Wednesday, 22 September 2010

Next plantings

Today we bought some onion sets and garlic. The onion sets were fifty each of white and Japanese yellow which should be planted about now. The garlic will be ready to be planted in a couple of weeks. We want to try growing some spring onions over winter too, so  the seed needs sowing while the ground is still warm.

Thursday, 16 September 2010


The crops on the allotment have been a bit poor generally. The extreme lack of water through the whole year has been broken to some extent recently, but still much more water would be welcome. The leeks are beginning to fill out, but they should be twice as big as they are by now.We'll start to take a few leeks soon but even though we planted more this year and that almost all of them have grown we will have less to eat because they are so small. They also have a bit of rust.

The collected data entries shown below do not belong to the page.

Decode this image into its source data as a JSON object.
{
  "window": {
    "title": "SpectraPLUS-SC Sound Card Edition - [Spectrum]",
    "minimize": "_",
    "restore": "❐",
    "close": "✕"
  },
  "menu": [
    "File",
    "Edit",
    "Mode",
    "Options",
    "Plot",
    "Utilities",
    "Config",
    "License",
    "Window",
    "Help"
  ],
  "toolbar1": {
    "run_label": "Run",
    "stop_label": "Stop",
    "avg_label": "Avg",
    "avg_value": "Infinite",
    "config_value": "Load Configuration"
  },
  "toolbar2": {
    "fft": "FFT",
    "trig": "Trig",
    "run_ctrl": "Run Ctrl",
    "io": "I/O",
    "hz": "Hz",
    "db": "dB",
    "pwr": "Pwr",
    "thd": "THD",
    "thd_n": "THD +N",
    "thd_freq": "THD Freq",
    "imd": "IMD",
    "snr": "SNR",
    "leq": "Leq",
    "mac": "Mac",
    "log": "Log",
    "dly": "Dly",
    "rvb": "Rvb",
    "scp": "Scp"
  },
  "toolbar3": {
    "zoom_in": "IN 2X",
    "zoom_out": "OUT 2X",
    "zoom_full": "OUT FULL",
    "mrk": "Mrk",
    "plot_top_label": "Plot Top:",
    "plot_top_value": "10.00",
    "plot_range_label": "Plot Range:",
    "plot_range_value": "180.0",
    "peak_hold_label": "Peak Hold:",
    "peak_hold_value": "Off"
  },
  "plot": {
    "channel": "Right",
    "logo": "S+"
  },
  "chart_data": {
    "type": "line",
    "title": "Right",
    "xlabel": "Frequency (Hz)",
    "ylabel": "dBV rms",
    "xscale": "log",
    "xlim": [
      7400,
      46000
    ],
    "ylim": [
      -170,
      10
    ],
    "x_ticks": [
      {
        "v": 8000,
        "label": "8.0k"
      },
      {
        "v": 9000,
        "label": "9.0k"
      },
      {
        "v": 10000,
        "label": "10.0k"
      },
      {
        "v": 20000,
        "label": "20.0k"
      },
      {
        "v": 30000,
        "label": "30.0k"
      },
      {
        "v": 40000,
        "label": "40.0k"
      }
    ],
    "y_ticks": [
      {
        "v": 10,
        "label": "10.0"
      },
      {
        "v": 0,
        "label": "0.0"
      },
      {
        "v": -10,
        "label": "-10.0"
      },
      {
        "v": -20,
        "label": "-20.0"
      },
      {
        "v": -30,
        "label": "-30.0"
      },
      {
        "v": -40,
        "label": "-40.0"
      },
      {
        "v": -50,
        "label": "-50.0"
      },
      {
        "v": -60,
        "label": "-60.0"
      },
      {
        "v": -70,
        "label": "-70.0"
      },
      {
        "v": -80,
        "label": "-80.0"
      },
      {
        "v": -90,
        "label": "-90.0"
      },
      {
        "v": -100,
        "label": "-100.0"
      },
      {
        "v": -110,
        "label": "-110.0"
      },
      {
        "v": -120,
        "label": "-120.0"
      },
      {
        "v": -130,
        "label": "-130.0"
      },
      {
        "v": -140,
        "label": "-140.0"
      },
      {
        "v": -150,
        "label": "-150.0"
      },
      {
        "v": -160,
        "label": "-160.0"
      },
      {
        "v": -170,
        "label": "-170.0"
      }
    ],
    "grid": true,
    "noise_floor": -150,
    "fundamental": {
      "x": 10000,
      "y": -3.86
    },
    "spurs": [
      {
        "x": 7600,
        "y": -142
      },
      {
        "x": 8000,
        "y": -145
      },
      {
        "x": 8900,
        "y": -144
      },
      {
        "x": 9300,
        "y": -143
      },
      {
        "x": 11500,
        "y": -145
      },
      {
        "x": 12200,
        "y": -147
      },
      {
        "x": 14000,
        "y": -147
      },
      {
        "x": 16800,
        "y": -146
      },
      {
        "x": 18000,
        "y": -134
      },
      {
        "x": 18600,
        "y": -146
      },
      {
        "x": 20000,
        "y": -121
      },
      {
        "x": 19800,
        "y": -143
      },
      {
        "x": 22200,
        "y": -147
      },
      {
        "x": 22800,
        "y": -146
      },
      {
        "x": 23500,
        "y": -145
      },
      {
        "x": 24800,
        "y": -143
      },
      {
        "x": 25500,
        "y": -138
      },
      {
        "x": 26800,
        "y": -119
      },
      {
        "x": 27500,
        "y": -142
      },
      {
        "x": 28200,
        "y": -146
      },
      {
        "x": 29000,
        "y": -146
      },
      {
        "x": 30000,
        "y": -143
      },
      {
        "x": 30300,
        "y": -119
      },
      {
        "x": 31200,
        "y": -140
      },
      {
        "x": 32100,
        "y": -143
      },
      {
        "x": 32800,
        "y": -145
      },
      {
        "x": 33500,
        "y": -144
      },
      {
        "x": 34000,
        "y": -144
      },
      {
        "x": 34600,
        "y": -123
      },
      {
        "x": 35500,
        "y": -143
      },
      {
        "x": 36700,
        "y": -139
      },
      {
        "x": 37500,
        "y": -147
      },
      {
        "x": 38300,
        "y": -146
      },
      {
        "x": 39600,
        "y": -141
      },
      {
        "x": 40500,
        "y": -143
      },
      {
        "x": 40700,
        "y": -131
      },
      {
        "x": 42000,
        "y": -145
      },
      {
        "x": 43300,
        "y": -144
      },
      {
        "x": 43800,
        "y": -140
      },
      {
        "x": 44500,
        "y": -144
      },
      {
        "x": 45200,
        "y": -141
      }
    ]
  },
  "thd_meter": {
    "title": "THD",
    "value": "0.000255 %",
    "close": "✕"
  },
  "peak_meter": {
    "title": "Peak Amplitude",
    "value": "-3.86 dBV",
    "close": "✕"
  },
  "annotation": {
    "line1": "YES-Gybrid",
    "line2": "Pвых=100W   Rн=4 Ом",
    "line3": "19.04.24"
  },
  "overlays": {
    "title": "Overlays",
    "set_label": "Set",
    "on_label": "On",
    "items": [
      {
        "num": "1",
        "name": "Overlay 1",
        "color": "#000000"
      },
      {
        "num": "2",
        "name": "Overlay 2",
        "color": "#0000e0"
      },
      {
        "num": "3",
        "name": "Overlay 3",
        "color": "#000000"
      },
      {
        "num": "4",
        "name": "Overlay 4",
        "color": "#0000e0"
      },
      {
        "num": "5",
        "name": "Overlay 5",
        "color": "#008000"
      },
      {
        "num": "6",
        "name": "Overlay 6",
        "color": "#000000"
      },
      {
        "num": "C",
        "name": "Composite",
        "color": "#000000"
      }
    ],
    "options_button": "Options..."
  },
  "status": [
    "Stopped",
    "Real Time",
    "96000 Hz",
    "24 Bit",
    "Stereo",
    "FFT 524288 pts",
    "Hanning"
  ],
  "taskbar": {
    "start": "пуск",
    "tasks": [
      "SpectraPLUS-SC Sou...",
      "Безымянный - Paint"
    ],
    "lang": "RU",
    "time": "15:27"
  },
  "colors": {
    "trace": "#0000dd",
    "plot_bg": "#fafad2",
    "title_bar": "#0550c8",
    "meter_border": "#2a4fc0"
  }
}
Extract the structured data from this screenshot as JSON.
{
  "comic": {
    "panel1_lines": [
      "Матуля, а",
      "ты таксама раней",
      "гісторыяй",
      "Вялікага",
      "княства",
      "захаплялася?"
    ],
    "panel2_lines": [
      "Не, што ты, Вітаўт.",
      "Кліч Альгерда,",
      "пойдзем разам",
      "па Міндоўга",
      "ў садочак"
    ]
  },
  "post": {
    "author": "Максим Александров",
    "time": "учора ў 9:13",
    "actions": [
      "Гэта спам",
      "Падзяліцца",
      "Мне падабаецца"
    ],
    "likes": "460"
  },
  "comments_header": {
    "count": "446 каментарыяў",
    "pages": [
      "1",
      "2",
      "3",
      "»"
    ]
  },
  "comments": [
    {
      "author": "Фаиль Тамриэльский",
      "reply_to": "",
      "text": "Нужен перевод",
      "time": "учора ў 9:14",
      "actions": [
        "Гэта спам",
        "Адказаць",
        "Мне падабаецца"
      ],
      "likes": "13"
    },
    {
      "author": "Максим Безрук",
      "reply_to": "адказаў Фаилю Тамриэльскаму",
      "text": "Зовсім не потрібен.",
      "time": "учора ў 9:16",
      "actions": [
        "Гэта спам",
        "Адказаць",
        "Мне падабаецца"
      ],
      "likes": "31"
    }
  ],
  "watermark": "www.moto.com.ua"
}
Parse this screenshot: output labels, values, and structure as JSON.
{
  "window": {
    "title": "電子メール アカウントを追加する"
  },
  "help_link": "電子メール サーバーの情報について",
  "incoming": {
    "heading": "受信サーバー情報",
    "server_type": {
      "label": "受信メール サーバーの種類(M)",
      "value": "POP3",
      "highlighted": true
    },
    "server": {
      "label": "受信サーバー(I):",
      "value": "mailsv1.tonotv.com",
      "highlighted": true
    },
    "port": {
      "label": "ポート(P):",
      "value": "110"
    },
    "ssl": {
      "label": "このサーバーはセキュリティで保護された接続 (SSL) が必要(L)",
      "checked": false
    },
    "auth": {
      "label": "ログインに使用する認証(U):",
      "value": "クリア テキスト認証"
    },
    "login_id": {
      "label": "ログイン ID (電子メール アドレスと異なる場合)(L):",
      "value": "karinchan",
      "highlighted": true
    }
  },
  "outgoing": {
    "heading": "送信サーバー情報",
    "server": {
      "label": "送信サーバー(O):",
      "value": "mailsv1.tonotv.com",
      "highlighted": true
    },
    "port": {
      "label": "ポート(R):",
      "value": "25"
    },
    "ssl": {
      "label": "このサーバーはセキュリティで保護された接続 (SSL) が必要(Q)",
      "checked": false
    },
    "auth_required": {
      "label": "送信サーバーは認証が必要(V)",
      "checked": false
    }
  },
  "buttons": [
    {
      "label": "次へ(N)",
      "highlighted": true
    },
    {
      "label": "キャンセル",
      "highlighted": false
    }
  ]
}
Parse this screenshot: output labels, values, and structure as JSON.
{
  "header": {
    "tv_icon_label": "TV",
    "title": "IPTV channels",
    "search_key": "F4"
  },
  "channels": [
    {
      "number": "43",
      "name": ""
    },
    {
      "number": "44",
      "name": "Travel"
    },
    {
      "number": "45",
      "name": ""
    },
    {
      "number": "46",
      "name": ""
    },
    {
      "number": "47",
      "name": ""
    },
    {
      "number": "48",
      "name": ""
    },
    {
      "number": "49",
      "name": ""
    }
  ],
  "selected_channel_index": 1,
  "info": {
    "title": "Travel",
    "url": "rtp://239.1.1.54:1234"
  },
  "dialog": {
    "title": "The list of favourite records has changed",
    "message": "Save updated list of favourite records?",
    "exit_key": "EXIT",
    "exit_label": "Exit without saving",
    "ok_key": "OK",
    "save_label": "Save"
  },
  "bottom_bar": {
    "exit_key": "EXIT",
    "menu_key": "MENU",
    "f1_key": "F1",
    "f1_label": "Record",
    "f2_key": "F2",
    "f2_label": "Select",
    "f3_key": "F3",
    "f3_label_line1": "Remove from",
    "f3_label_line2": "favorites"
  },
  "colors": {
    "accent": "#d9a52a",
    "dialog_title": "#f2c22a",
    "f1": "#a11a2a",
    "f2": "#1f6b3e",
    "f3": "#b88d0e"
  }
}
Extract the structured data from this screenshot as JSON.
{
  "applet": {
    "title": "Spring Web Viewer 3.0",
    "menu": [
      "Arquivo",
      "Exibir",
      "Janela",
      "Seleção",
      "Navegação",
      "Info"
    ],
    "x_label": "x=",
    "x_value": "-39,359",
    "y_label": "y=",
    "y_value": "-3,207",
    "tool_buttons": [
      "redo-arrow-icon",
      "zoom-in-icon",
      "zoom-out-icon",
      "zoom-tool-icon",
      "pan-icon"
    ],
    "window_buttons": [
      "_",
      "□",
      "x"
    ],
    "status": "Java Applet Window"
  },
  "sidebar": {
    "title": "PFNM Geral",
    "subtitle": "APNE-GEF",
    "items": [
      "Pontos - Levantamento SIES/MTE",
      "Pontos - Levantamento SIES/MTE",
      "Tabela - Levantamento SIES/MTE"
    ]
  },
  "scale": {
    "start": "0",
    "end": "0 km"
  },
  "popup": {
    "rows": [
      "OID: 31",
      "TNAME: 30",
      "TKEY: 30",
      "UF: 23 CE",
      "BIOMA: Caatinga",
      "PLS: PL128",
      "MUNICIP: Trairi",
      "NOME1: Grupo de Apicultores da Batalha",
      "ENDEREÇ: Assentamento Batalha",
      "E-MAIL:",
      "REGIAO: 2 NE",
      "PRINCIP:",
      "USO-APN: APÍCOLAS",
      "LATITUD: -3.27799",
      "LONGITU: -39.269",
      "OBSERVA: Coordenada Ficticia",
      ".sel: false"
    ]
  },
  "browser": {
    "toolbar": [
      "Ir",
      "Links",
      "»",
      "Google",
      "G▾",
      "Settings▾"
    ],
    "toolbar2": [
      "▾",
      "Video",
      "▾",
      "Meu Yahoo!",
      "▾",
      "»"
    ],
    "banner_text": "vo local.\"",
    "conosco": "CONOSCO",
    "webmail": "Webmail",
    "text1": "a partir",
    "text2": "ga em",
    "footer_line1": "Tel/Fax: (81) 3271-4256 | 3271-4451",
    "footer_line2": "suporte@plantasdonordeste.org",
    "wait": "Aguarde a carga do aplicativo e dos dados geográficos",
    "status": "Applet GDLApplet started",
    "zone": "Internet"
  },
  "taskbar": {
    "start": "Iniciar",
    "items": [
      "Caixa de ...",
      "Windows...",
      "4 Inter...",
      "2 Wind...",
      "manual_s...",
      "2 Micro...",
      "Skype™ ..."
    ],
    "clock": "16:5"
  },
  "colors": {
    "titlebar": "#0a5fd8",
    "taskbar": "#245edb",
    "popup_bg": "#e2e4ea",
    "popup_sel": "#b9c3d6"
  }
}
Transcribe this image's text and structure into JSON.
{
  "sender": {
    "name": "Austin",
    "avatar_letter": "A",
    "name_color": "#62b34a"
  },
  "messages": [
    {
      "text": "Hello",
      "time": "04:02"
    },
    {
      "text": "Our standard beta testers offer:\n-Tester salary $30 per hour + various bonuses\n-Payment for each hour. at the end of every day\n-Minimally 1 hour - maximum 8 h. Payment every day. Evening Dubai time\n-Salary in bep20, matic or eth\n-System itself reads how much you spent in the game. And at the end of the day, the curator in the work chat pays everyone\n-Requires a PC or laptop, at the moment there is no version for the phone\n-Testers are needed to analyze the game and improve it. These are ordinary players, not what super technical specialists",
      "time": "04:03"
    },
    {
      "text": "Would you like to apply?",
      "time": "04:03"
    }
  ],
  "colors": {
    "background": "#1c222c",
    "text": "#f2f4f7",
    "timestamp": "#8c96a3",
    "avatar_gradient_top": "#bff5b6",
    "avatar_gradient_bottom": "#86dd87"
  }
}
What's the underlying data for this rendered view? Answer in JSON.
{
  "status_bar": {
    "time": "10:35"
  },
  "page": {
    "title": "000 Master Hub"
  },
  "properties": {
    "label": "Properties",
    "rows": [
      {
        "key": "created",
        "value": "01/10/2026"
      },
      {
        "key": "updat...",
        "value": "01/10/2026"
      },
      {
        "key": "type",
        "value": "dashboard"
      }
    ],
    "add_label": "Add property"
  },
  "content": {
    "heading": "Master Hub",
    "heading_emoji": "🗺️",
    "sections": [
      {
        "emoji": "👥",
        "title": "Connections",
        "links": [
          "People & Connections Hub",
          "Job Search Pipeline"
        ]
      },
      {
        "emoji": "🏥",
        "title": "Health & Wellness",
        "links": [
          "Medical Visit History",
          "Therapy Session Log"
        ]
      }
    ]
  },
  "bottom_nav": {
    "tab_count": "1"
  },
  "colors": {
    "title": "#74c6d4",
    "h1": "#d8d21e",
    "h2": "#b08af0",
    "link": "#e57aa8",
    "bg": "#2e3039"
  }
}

The sweet corn is delicious, but many of the cobs have not been fully pollinated, so some of the kernels have not swollen. I expect to grow sweet corn next year, but I'll have to improve the pollination rate. I have read that the male flowers on the top of the stalks can be cut off and the pollen introduced to the female tassels, so I'll try that.

We have continued to take courgettes and beetroot, both are good, but the courgettes have not been as plentiful as expected. The tomatoes are almost done. They have been good and they were spared the drought by being watered in the greenhouse almost daily.

It's time to start thinking about the winter crops and any changes in the layout. Winter onions and garlic are certainly on the cards again and we will try growing spring onions and broad beans over the winter too.

We are planning to move the fruit bushes to the back of the plot and digging up at least half of the rhubarb. I'm also thinking about moving the fence so the fruit bushes will be outside of the fenced area. It should make access to the compost bins easier. Moving the fruit should give us much more space on the very best soil too. I hope the weather lets us make the most of it next year.